Le nombre de pages compte moins qu’on ne le croit. Ce qui coûte, c’est le contenu : qui écrit les textes, qui trie les photos, qui va sur place les prendre. Un site de cinq pages avec rédaction professionnelle coûte plus cher qu’un site de quinze pages où le client fournit tout.

Le second poste est le référencement local : structurer les pages autour des requêtes réelles, écrire un contenu par zone ou par service, configurer la fiche Google Business Profile, baliser les données structurées. C’est du travail éditorial, pas une case à cocher.

Le troisième est la maintenance. Un site n’est pas un objet fini : hébergement, nom de domaine, correctifs de sécurité, modifications, sauvegardes. Soit c’est inclus dans un abonnement, soit c’est facturé à l’heure, soit ce n’est pas fait — et la troisième option finit toujours par coûter le plus cher.

Création + abonnement, ou tout payer d’un coup ?

Les deux modèles se défendent. Le paiement unique donne une facture nette et un site qui vous appartient sans dépendance ; il suppose de gérer ensuite l’hébergement et les mises à jour, ou de payer les interventions à l’unité.

Le modèle création réduite + abonnement mensuel étale la dépense et inclut la maintenance. Le point à vérifier avant de signer est simple, et rarement écrit noir sur blanc : à qui appartiennent le nom de domaine, le code et les contenus si vous partez ? Si la réponse n’est pas « à vous, transférés sans frais », le prix affiché n’est pas le vrai prix.

Ce qui ne vaut pas la dépense

Un site à trente pages quand vous en avez cinq à dire. Les pages vides ou dupliquées ne se positionnent pas et diluent le reste.

Une refonte graphique complète quand le problème est l’absence de trafic. Un beau site que personne ne trouve reste un site que personne ne trouve : le budget est mieux placé dans la fiche Google, les avis et deux ou trois pages réellement écrites.

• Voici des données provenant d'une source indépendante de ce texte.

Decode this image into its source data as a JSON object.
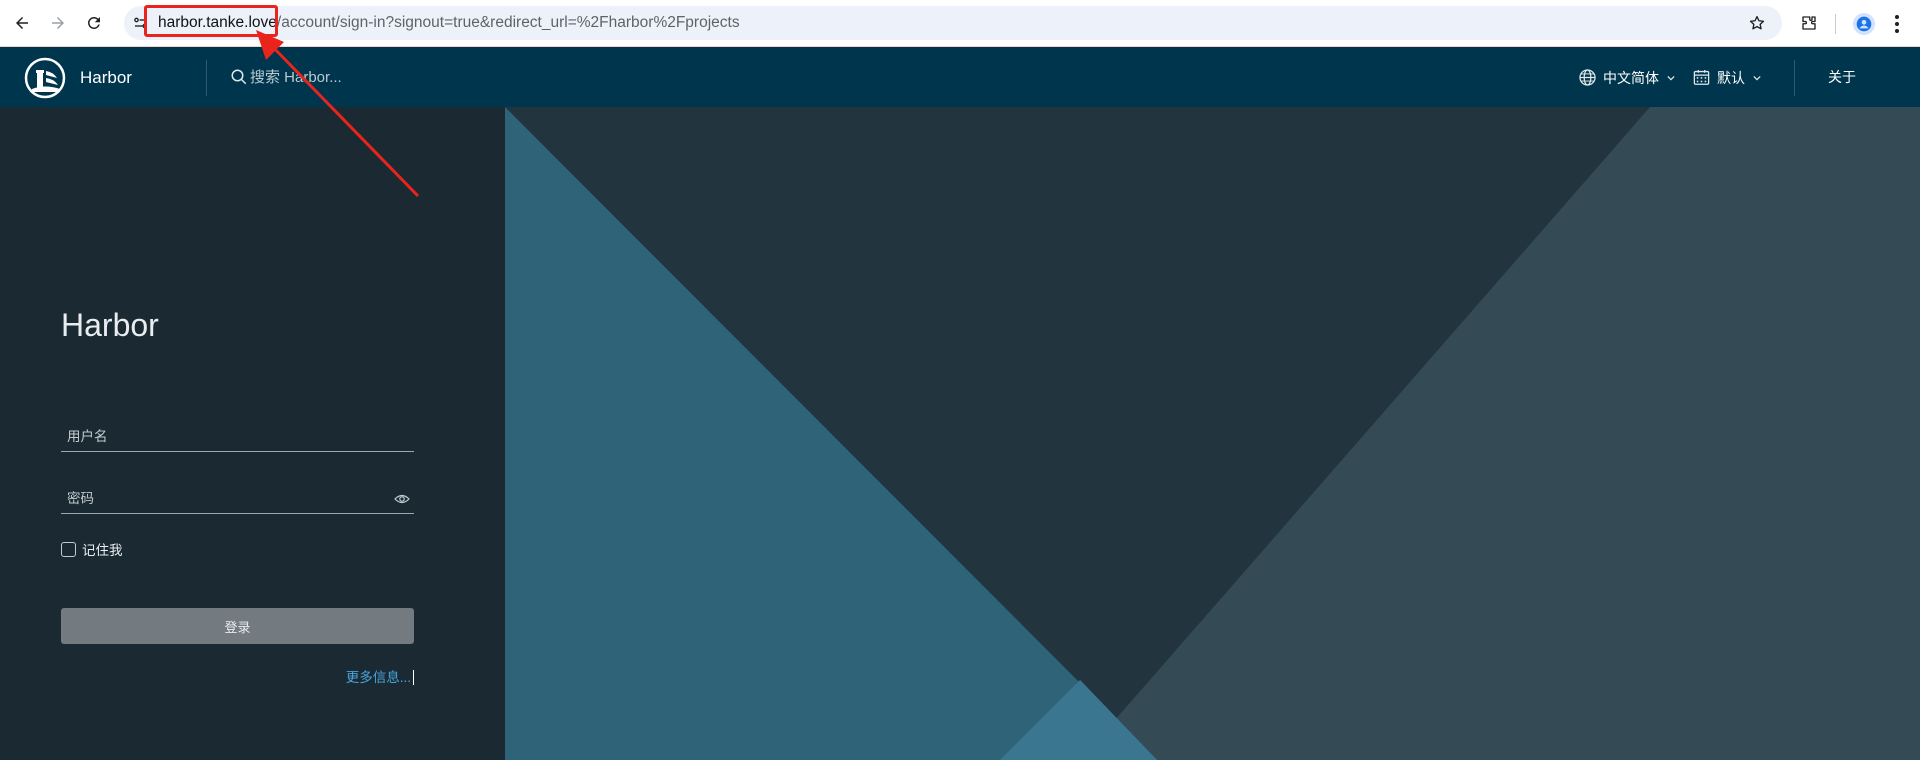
{
  "browser": {
    "url_host": "harbor.tanke.love",
    "url_path": "/account/sign-in?signout=true&redirect_url=%2Fharbor%2Fprojects"
  },
  "header": {
    "brand": "Harbor",
    "search_placeholder": "搜索 Harbor...",
    "language": "中文简体",
    "theme": "默认",
    "about": "关于"
  },
  "login": {
    "title": "Harbor",
    "username_placeholder": "用户名",
    "password_placeholder": "密码",
    "remember_me": "记住我",
    "login_button": "登录",
    "more_info": "更多信息..."
  },
  "colors": {
    "header_bg": "#00364d",
    "panel_bg": "#1b2a32",
    "button_disabled": "#737b80",
    "link": "#49a3dd",
    "highlight": "#e8241c"
  }
}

Les packs « SEO » vendus au forfait mensuel sans livrable identifiable. Demandez ce qui sera produit et publié chaque mois. Si la réponse reste floue, il n’y a probablement pas de livrable.

Les garanties de première place sur Google. Personne ne contrôle l’algorithme ; une promesse de position est un signal d’alarme.

Comment décider en dix minutes

Posez trois questions à votre prestataire. Qui écrit les contenus, et est-ce compris ? Que se passe-t-il après la mise en ligne, et à quel prix ? Qu’est-ce qui m’appartient si j’arrête ?

Ces trois réponses expliquent l’essentiel des écarts de devis. Un devis moins cher qui laisse la rédaction, la maintenance et la propriété à votre charge n’est pas moins cher — il est incomplet.

Questions fréquentes

Un site à 500 € peut-il être correct ?
Oui, à condition que le périmètre soit clair : peu de pages, un thème solide, vos contenus fournis, et une vraie configuration du référencement local. Ce qui est irréaliste à ce prix, c’est la rédaction complète, la production photo et un suivi mensuel.
Faut-il payer un abonnement pour le référencement ?
Seulement s’il correspond à un travail identifiable et publié : pages écrites, fiche Google mise à jour, contenus produits. Un abonnement sans livrable visible n’a aucune raison d’exister.
Combien de temps avant que le site rapporte ?
Sur les recherches à votre nom, tout de suite. Sur les requêtes concurrentielles du type « métier + ville », comptez plusieurs semaines à quelques mois selon la concurrence locale et l’ancienneté du domaine. Aucun prestataire ne peut garantir une date.